Personal information
- Born: 9 March 1957 (age 69)
- Original team: Sandy Bay (TANFL)
- Height: 182 cm (6 ft 0 in)
- Weight: 77 kg (170 lb)

Playing career^{1}
- Years: Club / Games (Goals)
- 1979–1981: Melbourne / 32 (5)
- ^{1} Playing statistics correct to the end of 1981.

= Tony Martyn =

Australian rules footballer

Tony Martyn (born 9 March 1957) is a former Australian rules footballer who played for Melbourne in the Victorian Football League (VFL), Port Adelaide in the South Australian National Football League (SANFL) and with Tasmanian Australian National Football League (TANFL) club Sandy Bay. He could play in various positions including half forward, as a centreman and on the ball.

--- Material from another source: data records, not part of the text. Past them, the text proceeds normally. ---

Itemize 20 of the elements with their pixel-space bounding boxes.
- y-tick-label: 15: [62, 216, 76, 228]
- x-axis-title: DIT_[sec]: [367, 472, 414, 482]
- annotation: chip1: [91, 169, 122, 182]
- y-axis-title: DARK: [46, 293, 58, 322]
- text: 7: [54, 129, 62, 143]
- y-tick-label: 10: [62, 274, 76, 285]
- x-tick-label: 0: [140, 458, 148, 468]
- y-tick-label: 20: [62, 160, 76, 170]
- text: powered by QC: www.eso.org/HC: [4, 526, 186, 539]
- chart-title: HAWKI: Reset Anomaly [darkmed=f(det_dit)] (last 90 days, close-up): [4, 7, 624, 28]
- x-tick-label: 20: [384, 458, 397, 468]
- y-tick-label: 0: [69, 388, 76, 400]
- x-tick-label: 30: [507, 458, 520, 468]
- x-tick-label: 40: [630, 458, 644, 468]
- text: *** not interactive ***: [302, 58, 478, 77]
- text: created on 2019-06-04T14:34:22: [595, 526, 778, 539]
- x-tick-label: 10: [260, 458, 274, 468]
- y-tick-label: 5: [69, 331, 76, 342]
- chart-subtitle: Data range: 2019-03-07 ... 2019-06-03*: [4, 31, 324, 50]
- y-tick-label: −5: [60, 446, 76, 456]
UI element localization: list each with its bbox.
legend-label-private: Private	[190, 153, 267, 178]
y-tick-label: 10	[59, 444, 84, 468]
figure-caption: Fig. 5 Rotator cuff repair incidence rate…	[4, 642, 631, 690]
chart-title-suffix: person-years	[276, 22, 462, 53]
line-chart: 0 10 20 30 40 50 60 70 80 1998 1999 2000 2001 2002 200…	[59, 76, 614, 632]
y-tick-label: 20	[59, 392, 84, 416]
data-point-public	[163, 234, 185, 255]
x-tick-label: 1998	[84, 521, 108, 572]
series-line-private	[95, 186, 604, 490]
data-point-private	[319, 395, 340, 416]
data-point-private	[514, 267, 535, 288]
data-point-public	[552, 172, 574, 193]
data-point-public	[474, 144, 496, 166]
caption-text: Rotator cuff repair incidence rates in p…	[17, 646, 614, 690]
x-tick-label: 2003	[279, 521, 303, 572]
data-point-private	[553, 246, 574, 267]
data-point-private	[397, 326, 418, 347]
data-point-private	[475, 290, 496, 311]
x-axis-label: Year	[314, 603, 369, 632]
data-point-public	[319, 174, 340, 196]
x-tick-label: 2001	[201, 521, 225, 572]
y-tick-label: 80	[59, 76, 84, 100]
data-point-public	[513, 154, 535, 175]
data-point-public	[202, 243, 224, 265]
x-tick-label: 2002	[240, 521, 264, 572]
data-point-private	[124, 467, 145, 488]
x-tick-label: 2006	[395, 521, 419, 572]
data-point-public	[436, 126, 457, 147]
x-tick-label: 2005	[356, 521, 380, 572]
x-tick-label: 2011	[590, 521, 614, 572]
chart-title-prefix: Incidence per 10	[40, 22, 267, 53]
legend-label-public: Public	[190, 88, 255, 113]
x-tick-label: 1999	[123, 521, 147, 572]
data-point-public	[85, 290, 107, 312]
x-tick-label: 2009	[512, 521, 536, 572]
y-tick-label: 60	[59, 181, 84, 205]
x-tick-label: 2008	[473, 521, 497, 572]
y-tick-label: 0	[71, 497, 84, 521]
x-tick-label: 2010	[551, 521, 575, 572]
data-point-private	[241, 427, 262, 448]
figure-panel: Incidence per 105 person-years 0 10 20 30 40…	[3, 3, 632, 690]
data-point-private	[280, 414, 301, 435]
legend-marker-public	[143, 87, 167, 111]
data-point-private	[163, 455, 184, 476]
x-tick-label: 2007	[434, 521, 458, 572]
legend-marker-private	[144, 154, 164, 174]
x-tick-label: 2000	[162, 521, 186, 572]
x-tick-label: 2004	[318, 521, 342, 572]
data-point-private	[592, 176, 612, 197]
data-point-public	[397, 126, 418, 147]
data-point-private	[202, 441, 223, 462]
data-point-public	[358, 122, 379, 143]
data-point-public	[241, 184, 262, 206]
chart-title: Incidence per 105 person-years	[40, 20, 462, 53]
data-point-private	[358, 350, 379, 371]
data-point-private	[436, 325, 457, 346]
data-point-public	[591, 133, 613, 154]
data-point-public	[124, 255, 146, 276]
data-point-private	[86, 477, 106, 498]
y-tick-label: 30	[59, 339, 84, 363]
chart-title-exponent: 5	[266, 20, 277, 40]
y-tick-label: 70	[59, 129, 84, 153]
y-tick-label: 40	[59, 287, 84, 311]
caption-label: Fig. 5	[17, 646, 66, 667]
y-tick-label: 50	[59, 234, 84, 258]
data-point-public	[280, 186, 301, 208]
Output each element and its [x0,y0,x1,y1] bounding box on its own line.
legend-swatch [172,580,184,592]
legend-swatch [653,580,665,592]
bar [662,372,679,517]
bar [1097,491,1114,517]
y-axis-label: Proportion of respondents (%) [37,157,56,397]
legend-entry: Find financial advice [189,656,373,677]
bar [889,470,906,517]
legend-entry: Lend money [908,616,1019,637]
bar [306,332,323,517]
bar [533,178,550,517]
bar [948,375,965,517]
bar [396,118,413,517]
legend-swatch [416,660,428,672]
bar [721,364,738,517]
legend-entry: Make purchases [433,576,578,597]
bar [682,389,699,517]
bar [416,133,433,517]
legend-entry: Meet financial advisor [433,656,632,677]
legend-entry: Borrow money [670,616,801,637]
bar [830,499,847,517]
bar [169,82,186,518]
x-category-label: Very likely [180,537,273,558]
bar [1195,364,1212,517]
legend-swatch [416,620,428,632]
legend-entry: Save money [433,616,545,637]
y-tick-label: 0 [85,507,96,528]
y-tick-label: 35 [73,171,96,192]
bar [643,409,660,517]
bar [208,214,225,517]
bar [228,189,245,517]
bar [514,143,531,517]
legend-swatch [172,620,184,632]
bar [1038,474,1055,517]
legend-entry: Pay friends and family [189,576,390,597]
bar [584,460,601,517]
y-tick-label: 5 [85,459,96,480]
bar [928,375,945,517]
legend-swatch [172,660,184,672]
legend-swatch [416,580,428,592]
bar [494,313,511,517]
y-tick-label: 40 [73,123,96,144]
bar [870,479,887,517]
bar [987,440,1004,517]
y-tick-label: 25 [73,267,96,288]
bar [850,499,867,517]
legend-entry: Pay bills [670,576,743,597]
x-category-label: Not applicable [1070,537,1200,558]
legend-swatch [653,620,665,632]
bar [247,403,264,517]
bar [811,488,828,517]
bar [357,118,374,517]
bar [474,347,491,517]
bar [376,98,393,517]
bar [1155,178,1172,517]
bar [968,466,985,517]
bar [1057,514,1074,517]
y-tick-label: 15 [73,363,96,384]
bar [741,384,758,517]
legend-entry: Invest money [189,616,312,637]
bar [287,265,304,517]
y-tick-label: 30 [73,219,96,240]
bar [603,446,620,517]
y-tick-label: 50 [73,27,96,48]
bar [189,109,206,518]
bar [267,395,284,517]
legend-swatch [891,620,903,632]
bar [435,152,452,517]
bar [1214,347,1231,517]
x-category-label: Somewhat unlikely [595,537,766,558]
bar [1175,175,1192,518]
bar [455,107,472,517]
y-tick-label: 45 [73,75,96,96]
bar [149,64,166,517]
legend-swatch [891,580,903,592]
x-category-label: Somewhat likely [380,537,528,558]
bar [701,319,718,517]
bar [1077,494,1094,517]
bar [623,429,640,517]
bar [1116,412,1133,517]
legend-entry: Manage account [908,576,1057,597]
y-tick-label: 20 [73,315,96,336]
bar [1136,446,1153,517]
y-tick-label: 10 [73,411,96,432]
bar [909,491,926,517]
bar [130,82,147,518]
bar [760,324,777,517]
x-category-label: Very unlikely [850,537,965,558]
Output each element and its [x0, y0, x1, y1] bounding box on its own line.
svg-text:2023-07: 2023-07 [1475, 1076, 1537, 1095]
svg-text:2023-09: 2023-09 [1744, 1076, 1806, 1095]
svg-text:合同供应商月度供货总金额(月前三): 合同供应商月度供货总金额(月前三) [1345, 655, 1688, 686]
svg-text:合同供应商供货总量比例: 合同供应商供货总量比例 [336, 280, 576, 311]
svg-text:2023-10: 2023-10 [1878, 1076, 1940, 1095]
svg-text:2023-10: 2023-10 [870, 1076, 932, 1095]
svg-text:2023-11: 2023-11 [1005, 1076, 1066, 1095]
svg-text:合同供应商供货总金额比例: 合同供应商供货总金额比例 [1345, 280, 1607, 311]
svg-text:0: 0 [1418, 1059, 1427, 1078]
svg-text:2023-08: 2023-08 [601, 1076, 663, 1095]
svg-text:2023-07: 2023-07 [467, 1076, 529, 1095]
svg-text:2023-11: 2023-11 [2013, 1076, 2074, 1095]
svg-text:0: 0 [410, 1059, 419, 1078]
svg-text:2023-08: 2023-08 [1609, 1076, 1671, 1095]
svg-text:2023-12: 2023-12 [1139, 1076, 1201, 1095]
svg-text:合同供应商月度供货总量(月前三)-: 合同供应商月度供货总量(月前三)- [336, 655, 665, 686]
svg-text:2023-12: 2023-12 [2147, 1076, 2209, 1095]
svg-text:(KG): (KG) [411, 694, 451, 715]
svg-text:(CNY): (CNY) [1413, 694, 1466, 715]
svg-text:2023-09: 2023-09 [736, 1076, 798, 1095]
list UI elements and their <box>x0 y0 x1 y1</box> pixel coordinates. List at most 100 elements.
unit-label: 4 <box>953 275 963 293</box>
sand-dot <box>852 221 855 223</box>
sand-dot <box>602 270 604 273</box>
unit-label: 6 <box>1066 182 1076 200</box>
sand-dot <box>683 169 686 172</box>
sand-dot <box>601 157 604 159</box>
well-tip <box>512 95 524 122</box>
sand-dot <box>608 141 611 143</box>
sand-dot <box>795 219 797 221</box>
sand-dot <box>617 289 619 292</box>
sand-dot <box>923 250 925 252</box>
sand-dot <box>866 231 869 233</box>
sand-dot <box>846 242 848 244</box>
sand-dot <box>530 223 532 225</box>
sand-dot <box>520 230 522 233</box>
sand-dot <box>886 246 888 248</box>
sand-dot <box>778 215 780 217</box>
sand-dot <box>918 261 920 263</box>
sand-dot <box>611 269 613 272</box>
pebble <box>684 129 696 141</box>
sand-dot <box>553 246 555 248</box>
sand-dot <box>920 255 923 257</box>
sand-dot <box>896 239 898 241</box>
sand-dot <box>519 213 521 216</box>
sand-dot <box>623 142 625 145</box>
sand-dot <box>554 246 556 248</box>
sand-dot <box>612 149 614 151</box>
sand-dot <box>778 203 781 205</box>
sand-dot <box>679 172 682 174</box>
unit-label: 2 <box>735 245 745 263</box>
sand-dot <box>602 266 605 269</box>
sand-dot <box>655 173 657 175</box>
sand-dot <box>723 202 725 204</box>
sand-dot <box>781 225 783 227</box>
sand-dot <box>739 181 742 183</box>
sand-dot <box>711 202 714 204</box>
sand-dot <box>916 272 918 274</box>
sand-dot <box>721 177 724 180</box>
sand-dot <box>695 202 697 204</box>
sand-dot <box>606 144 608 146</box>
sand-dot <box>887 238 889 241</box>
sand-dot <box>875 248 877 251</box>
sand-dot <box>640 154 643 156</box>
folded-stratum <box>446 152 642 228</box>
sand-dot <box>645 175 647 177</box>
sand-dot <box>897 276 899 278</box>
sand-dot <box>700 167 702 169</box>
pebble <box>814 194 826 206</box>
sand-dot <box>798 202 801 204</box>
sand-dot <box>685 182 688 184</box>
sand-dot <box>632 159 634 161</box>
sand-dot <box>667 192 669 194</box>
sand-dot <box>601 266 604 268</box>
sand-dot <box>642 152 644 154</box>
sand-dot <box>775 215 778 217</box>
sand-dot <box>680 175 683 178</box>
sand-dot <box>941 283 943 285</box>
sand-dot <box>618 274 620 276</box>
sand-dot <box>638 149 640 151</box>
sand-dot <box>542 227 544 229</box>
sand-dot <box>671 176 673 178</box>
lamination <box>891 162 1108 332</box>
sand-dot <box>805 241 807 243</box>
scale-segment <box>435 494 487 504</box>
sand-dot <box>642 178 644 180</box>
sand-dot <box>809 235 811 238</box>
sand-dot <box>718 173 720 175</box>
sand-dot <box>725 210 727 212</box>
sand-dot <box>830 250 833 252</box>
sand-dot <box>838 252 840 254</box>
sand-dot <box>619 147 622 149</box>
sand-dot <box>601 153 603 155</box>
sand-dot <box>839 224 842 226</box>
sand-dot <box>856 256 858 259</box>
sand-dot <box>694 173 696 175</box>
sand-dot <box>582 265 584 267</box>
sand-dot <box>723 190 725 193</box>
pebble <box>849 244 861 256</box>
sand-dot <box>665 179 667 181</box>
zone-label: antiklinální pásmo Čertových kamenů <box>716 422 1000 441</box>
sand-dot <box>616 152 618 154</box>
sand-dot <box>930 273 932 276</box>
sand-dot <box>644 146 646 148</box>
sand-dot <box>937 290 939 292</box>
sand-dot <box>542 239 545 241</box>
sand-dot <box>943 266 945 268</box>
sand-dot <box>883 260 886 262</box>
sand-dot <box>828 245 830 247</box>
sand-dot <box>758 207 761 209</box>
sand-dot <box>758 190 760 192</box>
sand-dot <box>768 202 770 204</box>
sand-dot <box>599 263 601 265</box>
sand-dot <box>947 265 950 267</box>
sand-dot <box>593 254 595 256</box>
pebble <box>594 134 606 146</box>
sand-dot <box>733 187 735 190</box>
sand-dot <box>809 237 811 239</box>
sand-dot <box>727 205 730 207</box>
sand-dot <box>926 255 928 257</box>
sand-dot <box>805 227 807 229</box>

Martyn played his early football in Tasmania and in 1976, his debut season, he was named as the TANFL's 'Rookie of the Year'. He was a member of the strong Sandy Bay team of the late 1970s and played in three consecutive premierships from 1976 to 1978. After winning their Best and Fairest in 1978 he opted to transfer to Melbourne and try his hand at VFL football.

Martyn appeared in 32 senior games for Melbourne before crossing to Port Adelaide during the 1981 season. It was his only season in South Australia but he was fortunate enough to play in a premiership side with Port.

In 1982, Martyn returned to Sandy Bay and won the William Leitch Medal that season. He won another the following year as well as his third Sandy Bay Best and fairest award. Martyn was a Tasmania interstate representative and won the Lefroy Medal as the state's best performed player in 1982. His career ended in disappointment with a loss in the 1986 Grand Final to Glenorchy and he finished with 129 senior games.